The Complete File Structure
After following this guide, your project should look like this:
my-first-agent/
├── .env # API keys — never commit this
├── .gitignore # include .env
├── requirements.txt # pinned dependencies
├── agent.py # main agent logic
└── README.md
Your requirements.txt:
langgraph==0.3.34
langchain-anthropic
langchain-community==0.3.19
tavily-python==0.5.0
python-dotenv==1.1.0
mem0ai
langsmith
What to Build Next
Once this agent is running, three natural extensions will take it to production quality:
Swap the checkpointer for PostgreSQL. Replace InMemorySaver with PostgresSaver from langgraph-checkpoint-postgres. Your agent now survives process restarts and supports time-travel debugging.
Add structured output validation. Wrap your agent in Pydantic AI to guarantee that every LLM response conforms to a defined schema. No more silent failures from malformed LLM output corrupting downstream systems.
Add NeMo Guardrails. Define topic restrictions, output validation rules, and jailbreak resistance policies before your agent goes anywhere near real users. 88% of enterprises deploying AI agents report security incidents — guardrails are the most systematically underinvested layer of the Python AI agent stack.

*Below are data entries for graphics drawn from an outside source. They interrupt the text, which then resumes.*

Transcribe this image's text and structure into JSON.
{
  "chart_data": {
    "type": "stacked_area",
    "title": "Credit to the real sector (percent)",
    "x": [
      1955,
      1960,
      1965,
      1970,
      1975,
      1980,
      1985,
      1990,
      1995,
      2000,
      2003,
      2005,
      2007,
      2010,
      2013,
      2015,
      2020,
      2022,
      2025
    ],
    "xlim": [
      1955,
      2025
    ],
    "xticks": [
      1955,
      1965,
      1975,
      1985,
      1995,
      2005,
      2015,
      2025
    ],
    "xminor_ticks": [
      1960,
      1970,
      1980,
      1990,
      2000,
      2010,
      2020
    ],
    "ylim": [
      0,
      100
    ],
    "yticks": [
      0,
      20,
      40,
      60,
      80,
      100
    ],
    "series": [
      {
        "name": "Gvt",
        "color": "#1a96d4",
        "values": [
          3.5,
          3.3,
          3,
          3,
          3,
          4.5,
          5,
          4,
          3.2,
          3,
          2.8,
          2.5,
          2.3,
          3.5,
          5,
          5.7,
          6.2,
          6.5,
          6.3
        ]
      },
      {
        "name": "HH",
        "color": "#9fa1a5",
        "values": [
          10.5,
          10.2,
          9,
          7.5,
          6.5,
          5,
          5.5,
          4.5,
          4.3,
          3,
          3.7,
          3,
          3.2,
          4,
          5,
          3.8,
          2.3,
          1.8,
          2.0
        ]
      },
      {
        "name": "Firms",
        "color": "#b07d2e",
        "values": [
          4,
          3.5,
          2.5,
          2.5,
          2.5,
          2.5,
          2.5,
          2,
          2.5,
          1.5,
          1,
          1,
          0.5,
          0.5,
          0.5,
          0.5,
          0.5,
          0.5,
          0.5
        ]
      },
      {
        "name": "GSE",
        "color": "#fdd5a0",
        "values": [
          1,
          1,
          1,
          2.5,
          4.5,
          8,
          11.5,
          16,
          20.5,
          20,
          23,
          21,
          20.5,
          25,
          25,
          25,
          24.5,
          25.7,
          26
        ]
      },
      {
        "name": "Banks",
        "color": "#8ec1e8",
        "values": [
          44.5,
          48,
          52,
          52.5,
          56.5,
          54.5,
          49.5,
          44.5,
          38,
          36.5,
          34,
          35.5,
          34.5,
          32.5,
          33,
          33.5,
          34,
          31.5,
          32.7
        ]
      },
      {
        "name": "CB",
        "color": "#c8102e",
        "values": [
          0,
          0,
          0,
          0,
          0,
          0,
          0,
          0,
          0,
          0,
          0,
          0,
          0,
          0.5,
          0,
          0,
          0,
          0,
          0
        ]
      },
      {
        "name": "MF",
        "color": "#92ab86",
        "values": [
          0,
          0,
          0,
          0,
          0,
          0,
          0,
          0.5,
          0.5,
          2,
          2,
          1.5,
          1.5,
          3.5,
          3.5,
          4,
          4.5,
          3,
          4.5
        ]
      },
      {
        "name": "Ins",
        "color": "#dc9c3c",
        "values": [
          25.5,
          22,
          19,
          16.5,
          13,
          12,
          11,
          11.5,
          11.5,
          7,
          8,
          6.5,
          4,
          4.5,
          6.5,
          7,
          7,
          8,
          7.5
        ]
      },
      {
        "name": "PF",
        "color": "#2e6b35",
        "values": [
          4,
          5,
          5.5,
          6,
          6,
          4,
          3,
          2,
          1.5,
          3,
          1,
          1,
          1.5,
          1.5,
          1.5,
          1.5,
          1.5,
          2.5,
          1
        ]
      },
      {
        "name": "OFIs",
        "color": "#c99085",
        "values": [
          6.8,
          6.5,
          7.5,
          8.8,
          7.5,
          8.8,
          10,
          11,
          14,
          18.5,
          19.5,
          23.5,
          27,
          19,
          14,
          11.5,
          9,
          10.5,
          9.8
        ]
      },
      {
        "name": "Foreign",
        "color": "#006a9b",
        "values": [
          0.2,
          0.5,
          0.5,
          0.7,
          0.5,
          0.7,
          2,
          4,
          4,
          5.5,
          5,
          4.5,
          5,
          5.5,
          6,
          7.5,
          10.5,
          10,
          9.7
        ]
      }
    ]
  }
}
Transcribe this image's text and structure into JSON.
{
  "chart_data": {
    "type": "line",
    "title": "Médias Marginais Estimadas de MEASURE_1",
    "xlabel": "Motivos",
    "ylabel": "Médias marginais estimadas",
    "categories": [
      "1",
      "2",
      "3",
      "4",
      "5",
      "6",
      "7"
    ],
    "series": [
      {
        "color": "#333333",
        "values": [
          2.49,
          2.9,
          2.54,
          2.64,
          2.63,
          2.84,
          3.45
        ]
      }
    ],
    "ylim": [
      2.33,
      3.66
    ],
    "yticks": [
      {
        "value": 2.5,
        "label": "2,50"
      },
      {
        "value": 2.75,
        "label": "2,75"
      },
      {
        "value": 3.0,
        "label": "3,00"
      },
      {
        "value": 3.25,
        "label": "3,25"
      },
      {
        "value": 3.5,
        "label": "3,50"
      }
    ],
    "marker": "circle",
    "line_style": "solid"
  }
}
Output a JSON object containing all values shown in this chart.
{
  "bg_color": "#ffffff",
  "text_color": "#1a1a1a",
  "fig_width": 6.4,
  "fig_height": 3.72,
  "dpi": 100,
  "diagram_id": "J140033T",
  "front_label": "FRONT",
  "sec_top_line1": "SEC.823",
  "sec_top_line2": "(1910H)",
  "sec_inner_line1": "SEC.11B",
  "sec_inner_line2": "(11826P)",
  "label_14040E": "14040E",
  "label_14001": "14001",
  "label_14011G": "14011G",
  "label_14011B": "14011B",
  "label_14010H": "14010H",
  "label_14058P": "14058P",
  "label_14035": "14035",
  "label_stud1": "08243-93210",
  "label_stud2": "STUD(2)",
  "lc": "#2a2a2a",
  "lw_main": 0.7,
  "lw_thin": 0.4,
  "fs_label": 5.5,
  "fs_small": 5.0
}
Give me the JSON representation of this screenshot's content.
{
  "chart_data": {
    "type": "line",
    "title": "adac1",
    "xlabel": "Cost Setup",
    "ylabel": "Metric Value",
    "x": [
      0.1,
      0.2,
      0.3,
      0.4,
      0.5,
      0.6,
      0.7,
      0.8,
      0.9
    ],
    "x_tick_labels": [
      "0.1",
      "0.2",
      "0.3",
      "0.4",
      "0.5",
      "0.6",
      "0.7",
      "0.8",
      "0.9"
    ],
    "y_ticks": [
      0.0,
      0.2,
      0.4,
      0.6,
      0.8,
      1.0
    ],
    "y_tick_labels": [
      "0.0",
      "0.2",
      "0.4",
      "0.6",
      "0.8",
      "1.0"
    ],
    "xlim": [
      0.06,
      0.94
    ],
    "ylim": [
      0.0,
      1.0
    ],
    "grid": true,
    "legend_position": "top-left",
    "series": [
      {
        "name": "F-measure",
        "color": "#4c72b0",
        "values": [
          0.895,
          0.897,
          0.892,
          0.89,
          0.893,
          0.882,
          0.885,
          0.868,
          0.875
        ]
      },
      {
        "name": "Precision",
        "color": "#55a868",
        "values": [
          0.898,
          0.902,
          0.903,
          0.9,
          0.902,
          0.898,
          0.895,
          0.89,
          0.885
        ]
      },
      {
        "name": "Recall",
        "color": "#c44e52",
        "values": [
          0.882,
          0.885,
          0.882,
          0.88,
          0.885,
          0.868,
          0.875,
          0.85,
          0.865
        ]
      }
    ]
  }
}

The agent you built in this guide is not a demo. It is the core architecture that Klarna, Uber, and LinkedIn are running at scale, compressed into a beginner-accessible tutorial. The framework, the reasoning loop, and the state management pattern are identical — only the tools and the LLM differ.
The agentic AI market is growing at 44.8% annually. The gap between developers who can build agents and those who cannot is widening at exactly the same pace. You have closed that gap today.